Maersk pledges to cut emissions

The world’s largest container shipping company has pledged to cut net carbon emissions to zero by 2050.

Maersk’s decision will drastically change an industry that is both the largest transporter and the biggest polluter at present.


A.P. Moller–Maersk Group is a Danish business conglomerate with activities in the transport, logistics and energy sectors. Maersk has been the largest container ship and supply vessel operator in the world since 1996. The company is based in Copenhagen, Denmark, with subsidiaries and offices across 130 countries and around 88,000 employees. In September 2016, Maersk Group announced splitting into two separate divisions: transport & logistics and energy. The company's 2017 annual revenue was US$35 billion (2017).

Maersk Line is best known for its coverage across the globe. Other than its main trade lanes of Asia-Europe and Trans-Atlantic trades, Maersk Line also offers extensive coverage between South America and Europe as well as to Africa.

The company also pioneered the innovative concept of Daily Maersk in 2011 which provided a premium guaranteed service between supply ports of China and European base ports. Despite support from the trade, Maersk Line was forced to cut down services due to oversupply. Recent restructuring of its product has included upgrades to their Asia - Australia, India to West Africa, and China to America routes.


AP Moller Maersk, the Danish group that transports nearly one in five seaborne containers, said it needed its entire supply chain - from engine makers and shipbuilders to new technology providers - to come up with carbon-free ships by 2030 to meet the goal.

“We will have to abandon fossil fuels. We will have to find a different type of fuel or a different way to power our assets. This is not just another cost-cutting exercise. It’s far from that. It’s an existential exercise, where we as a company need to set ourselves apart,” Soren Toft, Maersk’s chief operating officer, told the Financial Times.
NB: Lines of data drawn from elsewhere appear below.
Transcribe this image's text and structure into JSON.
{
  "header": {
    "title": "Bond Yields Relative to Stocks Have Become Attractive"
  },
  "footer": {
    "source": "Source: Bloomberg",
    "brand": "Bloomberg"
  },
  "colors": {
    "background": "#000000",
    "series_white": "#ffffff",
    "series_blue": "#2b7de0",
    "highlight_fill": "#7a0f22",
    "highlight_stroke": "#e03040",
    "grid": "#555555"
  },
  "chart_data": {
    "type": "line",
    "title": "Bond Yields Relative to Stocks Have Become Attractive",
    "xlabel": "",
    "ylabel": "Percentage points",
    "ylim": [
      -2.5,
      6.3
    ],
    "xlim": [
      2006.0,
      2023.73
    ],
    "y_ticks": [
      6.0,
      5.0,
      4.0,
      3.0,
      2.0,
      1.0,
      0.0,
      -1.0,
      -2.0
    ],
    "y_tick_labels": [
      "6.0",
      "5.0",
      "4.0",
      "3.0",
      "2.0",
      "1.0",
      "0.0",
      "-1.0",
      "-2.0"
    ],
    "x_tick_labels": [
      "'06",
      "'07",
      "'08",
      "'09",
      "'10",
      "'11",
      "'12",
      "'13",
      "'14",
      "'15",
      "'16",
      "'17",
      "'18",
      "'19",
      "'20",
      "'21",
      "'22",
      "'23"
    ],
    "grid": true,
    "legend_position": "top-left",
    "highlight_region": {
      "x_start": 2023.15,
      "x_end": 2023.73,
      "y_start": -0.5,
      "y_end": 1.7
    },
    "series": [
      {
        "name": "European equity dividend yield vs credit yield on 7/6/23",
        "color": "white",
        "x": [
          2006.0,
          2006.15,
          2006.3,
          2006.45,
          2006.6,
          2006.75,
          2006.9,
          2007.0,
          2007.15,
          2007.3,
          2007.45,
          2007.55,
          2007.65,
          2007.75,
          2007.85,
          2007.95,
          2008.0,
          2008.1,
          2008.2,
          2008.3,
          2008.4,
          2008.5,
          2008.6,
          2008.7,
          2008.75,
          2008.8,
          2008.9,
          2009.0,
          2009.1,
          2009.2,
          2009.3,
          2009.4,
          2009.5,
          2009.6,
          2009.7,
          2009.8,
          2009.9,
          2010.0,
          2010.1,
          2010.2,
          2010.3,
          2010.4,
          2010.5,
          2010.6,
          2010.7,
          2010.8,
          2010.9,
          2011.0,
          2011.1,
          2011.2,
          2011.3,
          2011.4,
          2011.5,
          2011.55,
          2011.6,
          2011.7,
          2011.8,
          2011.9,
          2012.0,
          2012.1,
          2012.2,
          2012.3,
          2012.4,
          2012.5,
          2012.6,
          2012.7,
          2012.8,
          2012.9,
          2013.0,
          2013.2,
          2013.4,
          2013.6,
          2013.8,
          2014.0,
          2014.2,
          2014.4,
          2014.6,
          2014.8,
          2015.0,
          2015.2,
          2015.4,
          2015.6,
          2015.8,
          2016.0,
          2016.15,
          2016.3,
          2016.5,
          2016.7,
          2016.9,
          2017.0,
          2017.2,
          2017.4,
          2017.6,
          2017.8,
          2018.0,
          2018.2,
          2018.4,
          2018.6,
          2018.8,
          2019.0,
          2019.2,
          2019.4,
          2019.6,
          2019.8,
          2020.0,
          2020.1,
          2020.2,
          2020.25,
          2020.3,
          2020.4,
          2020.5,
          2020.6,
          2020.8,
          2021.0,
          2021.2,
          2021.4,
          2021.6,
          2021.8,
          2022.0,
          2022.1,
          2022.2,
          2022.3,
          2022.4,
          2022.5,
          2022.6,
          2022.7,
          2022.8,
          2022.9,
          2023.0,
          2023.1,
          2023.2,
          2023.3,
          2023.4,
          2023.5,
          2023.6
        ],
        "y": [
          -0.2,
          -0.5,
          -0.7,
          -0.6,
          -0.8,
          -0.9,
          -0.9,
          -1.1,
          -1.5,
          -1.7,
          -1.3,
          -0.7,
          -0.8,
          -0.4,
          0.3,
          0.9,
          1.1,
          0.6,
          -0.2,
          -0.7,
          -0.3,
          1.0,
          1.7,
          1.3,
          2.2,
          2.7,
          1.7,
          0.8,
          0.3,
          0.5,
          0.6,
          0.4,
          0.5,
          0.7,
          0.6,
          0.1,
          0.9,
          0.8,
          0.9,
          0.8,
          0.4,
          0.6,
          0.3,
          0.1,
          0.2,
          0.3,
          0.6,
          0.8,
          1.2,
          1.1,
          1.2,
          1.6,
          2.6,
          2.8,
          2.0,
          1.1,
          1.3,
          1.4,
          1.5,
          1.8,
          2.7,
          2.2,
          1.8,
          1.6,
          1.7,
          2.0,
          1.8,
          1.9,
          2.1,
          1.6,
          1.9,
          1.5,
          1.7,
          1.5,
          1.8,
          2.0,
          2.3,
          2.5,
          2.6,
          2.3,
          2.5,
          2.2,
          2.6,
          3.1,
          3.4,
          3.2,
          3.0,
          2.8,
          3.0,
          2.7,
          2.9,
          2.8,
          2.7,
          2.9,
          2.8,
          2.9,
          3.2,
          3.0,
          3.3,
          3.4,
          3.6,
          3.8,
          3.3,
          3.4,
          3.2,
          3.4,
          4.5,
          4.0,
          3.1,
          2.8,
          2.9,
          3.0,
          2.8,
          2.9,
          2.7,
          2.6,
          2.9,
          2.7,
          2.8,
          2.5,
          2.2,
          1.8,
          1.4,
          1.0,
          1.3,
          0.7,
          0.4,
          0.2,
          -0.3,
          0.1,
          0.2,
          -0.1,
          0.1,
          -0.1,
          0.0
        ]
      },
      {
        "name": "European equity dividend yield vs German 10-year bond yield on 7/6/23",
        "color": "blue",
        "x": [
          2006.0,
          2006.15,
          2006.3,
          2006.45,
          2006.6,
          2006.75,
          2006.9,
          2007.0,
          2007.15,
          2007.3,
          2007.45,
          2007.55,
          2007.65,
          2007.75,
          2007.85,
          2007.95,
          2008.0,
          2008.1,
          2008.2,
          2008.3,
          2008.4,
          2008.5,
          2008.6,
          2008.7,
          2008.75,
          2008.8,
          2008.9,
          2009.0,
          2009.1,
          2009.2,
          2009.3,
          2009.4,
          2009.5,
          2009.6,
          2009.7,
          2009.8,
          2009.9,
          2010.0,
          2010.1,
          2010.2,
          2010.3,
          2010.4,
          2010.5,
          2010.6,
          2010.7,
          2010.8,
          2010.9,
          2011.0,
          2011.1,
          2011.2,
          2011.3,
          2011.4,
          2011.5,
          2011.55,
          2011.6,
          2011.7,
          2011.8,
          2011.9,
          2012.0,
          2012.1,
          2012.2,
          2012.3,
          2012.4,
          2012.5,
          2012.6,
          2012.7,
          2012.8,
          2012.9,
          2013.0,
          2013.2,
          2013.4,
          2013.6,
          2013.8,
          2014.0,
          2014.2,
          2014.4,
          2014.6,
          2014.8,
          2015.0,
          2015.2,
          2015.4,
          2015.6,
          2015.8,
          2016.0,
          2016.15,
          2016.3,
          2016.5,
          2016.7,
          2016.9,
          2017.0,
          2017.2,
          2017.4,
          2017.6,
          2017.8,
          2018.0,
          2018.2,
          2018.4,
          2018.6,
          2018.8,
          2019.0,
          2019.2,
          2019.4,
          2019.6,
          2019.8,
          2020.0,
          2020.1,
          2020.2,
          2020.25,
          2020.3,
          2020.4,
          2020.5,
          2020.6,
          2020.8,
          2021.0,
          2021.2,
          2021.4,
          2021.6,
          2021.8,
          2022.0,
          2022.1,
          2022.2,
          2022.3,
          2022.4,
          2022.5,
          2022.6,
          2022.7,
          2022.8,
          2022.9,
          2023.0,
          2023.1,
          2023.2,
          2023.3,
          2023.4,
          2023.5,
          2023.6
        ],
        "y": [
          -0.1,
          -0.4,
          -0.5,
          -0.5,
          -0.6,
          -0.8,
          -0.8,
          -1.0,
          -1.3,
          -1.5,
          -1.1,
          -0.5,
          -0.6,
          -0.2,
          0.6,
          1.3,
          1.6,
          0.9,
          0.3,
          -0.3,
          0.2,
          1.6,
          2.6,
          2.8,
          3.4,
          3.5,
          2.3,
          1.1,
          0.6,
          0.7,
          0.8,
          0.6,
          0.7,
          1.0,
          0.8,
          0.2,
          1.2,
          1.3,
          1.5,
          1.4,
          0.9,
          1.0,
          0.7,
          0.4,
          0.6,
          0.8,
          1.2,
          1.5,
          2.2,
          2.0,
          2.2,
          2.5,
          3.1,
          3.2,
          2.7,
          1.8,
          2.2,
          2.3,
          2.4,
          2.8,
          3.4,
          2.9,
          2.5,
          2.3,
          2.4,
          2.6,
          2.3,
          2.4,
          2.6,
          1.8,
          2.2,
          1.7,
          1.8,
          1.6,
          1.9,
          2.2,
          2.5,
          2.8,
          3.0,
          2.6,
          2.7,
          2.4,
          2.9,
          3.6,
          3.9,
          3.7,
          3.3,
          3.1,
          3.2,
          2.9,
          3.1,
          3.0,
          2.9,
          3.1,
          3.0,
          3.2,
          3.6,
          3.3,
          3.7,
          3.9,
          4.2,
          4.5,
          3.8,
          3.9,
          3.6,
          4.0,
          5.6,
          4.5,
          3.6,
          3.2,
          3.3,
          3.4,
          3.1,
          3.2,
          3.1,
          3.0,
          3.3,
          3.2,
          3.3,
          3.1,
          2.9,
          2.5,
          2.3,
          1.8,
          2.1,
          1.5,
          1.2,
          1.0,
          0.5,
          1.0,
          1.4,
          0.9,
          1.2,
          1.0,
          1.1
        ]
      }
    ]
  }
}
Maersk’ s target, although distant, is one of the most ambitious from a global industrial group promising to end carbon emissions altogether. Container ships carry about 80 per cent of global trade and currently use bunker fuel, a residue from crude oil that is cheaper but dirtier than petrol and diesel, which means they contribute about 3 per cent of the world’s emissions.

Maersk is not pushing one technology — ideas such as biofuels, hydrogen, electricity or even wind or solar power have been mooted — but is stressing the urgency as most vessels have a life of 20-25 years, meaning that viable solutions need to be found soon.

“To reach the target by 2050, in the next 10 years we need some big breakthroughs,” Mr. Toft said.  One challenge will be that container ships often need to travel several thousand kilometres at a stretch, appearing to rule out solutions open to other types of transport such as electric cars and lorries.

Maersk currently emits about 36m tonnes of CO2 equivalent in greenhouse gases, with container ships accounting for about 98 per cent of the group total. Mr. Toft said the company had been able to keep emissions stable for a decade despite significant growth, meaning that on a per container basis carbon emissions had fallen by 46 per cent since 2007.

Container shipping has long been in the sights of environmentalists due to the dirty nature of bunker fuel - but the industry has often resisted more radical change, arguing it could disrupt global trade or make it more expensive. Regulations coming in 2020 will cut the high levels of sulphur in bunker fuel and the International Maritime Organization, the UN regulator, has agreed that emissions should be cut in half by 2050 but Mr. Toft and others argue that more is needed.


Our assessment is that Maersk’s decision to cut down on emission will be an industry-changer due to its market share and expansive supply chain network. We believe that companies like Maersk should take the lead in integrating next generation green technologies which are sustainable. We also feel that industry disrupting decisions should be taken in consultation with key stakeholders.